Moisture-responsive films of cellulose stearoyl esters showing reversible shape transitions

Moisture-responsive materials are gaining greater interest for their potentially wide applications and the readily access to moisture. In this study, we show the fabrication of moisture-responsive, self-standing films using sustainable cellulose as starting material. Cellulose was modified by stearoyl moieties at first, leading to cellulose stearoyl esters (CSEs) with diverse degrees of substitution (DSs). The films of CSE with a low DS of 0.3 (CSE(0.3)) exhibited moisture-responsive properties, while CSEs with higher DSs of 1.3 or 3 (CSE(1.3) and CSE(3)) not. The CSE(0.3) films could reversibly fold and unfold as rhythmical bending motions within a local moisture gradient due to the ab- and desorption of water molecules at the film surface.

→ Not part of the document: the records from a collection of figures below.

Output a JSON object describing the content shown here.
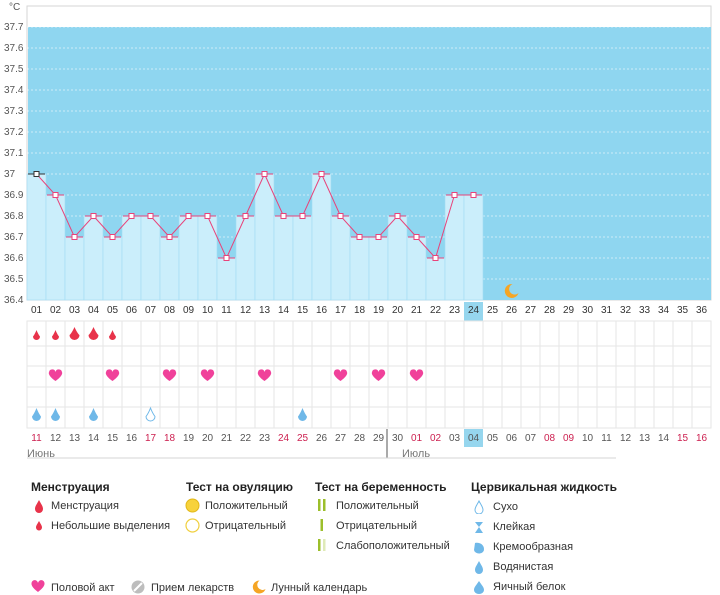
{
  "chart_data": {
    "type": "line",
    "ylabel": "°C",
    "ylim": [
      36.4,
      37.8
    ],
    "yticks": [
      "36.4",
      "36.5",
      "36.6",
      "36.7",
      "36.8",
      "36.9",
      "37",
      "37.1",
      "37.2",
      "37.3",
      "37.4",
      "37.5",
      "37.6",
      "37.7"
    ],
    "cycle_days": [
      "01",
      "02",
      "03",
      "04",
      "05",
      "06",
      "07",
      "08",
      "09",
      "10",
      "11",
      "12",
      "13",
      "14",
      "15",
      "16",
      "17",
      "18",
      "19",
      "20",
      "21",
      "22",
      "23",
      "24",
      "25",
      "26",
      "27",
      "28",
      "29",
      "30",
      "31",
      "32",
      "33",
      "34",
      "35",
      "36"
    ],
    "current_day_index": 23,
    "temperature_series": {
      "name": "",
      "values": [
        37.0,
        36.9,
        36.7,
        36.8,
        36.7,
        36.8,
        36.8,
        36.7,
        36.8,
        36.8,
        36.6,
        36.8,
        37.0,
        36.8,
        36.8,
        37.0,
        36.8,
        36.7,
        36.7,
        36.8,
        36.7,
        36.6,
        36.9,
        36.9
      ]
    },
    "calendar_dates": [
      "11",
      "12",
      "13",
      "14",
      "15",
      "16",
      "17",
      "18",
      "19",
      "20",
      "21",
      "22",
      "23",
      "24",
      "25",
      "26",
      "27",
      "28",
      "29",
      "30",
      "01",
      "02",
      "03",
      "04",
      "05",
      "06",
      "07",
      "08",
      "09",
      "10",
      "11",
      "12",
      "13",
      "14",
      "15",
      "16"
    ],
    "red_date_indices": [
      0,
      6,
      7,
      13,
      14,
      20,
      21,
      27,
      28,
      34,
      35
    ],
    "month_labels": [
      {
        "label": "Июнь",
        "start_index": 0
      },
      {
        "label": "Июль",
        "start_index": 20
      }
    ],
    "menstruation_row": [
      {
        "day_index": 0,
        "kind": "spotting"
      },
      {
        "day_index": 1,
        "kind": "spotting"
      },
      {
        "day_index": 2,
        "kind": "menstruation"
      },
      {
        "day_index": 3,
        "kind": "menstruation"
      },
      {
        "day_index": 4,
        "kind": "spotting"
      }
    ],
    "intercourse_days": [
      1,
      4,
      7,
      9,
      12,
      16,
      18,
      20
    ],
    "cervical_fluid_row": [
      {
        "day_index": 0,
        "kind": "watery"
      },
      {
        "day_index": 1,
        "kind": "watery"
      },
      {
        "day_index": 3,
        "kind": "watery"
      },
      {
        "day_index": 6,
        "kind": "dry"
      },
      {
        "day_index": 14,
        "kind": "watery"
      }
    ],
    "moon_day_index": 25
  },
  "legend": {
    "menstruation": {
      "title": "Менструация",
      "items": [
        "Менструация",
        "Небольшие выделения"
      ]
    },
    "ovulation_test": {
      "title": "Тест на овуляцию",
      "items": [
        "Положительный",
        "Отрицательный"
      ]
    },
    "pregnancy_test": {
      "title": "Тест на беременность",
      "items": [
        "Положительный",
        "Отрицательный",
        "Слабоположительный"
      ]
    },
    "cervical_fluid": {
      "title": "Цервикальная жидкость",
      "items": [
        "Сухо",
        "Клейкая",
        "Кремообразная",
        "Водянистая",
        "Яичный белок"
      ]
    },
    "bottom": [
      "Половой акт",
      "Прием лекарств",
      "Лунный календарь"
    ]
  },
  "colors": {
    "sky": "#8fd6f0",
    "bar_fill": "#cbeefb",
    "bar_edge": "#a2dcf4",
    "line": "#e8437a",
    "drop_red": "#e8334a",
    "heart": "#f0419a",
    "drop_blue": "#6fb8e8",
    "moon": "#f5a524",
    "yellow": "#f7d23b",
    "green": "#9cbf2b",
    "current_day": "#96d6ee",
    "red_text": "#cc1f4f",
    "grid": "#e6e6e6"
  }
}
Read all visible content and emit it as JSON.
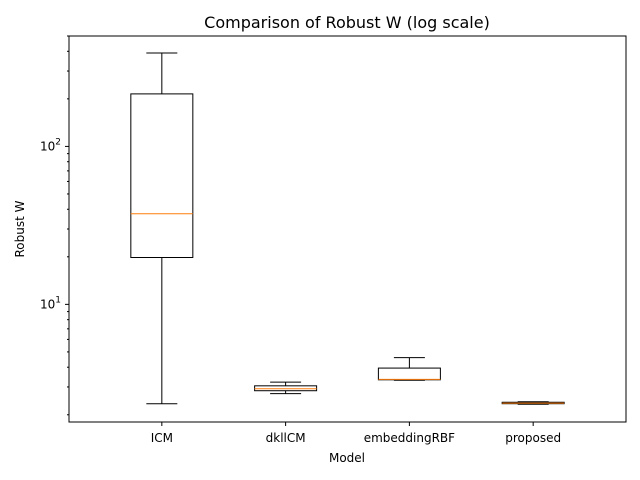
{
  "chart_data": {
    "type": "box",
    "title": "Comparison of Robust W (log scale)",
    "xlabel": "Model",
    "ylabel": "Robust W",
    "yscale": "log",
    "ylim": [
      1.8,
      500
    ],
    "y_major_ticks": [
      {
        "value": 10,
        "label": "10",
        "sup": "1"
      },
      {
        "value": 100,
        "label": "10",
        "sup": "2"
      }
    ],
    "grid": false,
    "median_color": "#ff7f0e",
    "box_color": "#000000",
    "categories": [
      "ICM",
      "dkllCM",
      "embeddingRBF",
      "proposed"
    ],
    "boxes": [
      {
        "name": "ICM",
        "whisker_low": 2.35,
        "q1": 19.8,
        "median": 37.5,
        "q3": 215,
        "whisker_high": 390
      },
      {
        "name": "dkllCM",
        "whisker_low": 2.72,
        "q1": 2.84,
        "median": 2.92,
        "q3": 3.05,
        "whisker_high": 3.22
      },
      {
        "name": "embeddingRBF",
        "whisker_low": 3.31,
        "q1": 3.33,
        "median": 3.35,
        "q3": 3.95,
        "whisker_high": 4.6
      },
      {
        "name": "proposed",
        "whisker_low": 2.33,
        "q1": 2.35,
        "median": 2.37,
        "q3": 2.4,
        "whisker_high": 2.42
      }
    ]
  }
}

By spray-coating CSE(3) nanoparticles (NPs) onto CSE(0.3) films, moisture-responsive films with non-wetting surface were obtained, which can perform quick reversible bending movements and continuous shape transition on water. Furthermore, bilayer films containing one layer of CSE(0.3) at one side and one layer of CSE(3) at the other side exhibited combined responsiveness to moisture and temperature. By varying the thickness of CSE(0.3) films, the minimal bending extent can be adjusted due to altered mechanical resistances, which allows a bending movement preferentially beginning with the thinner side.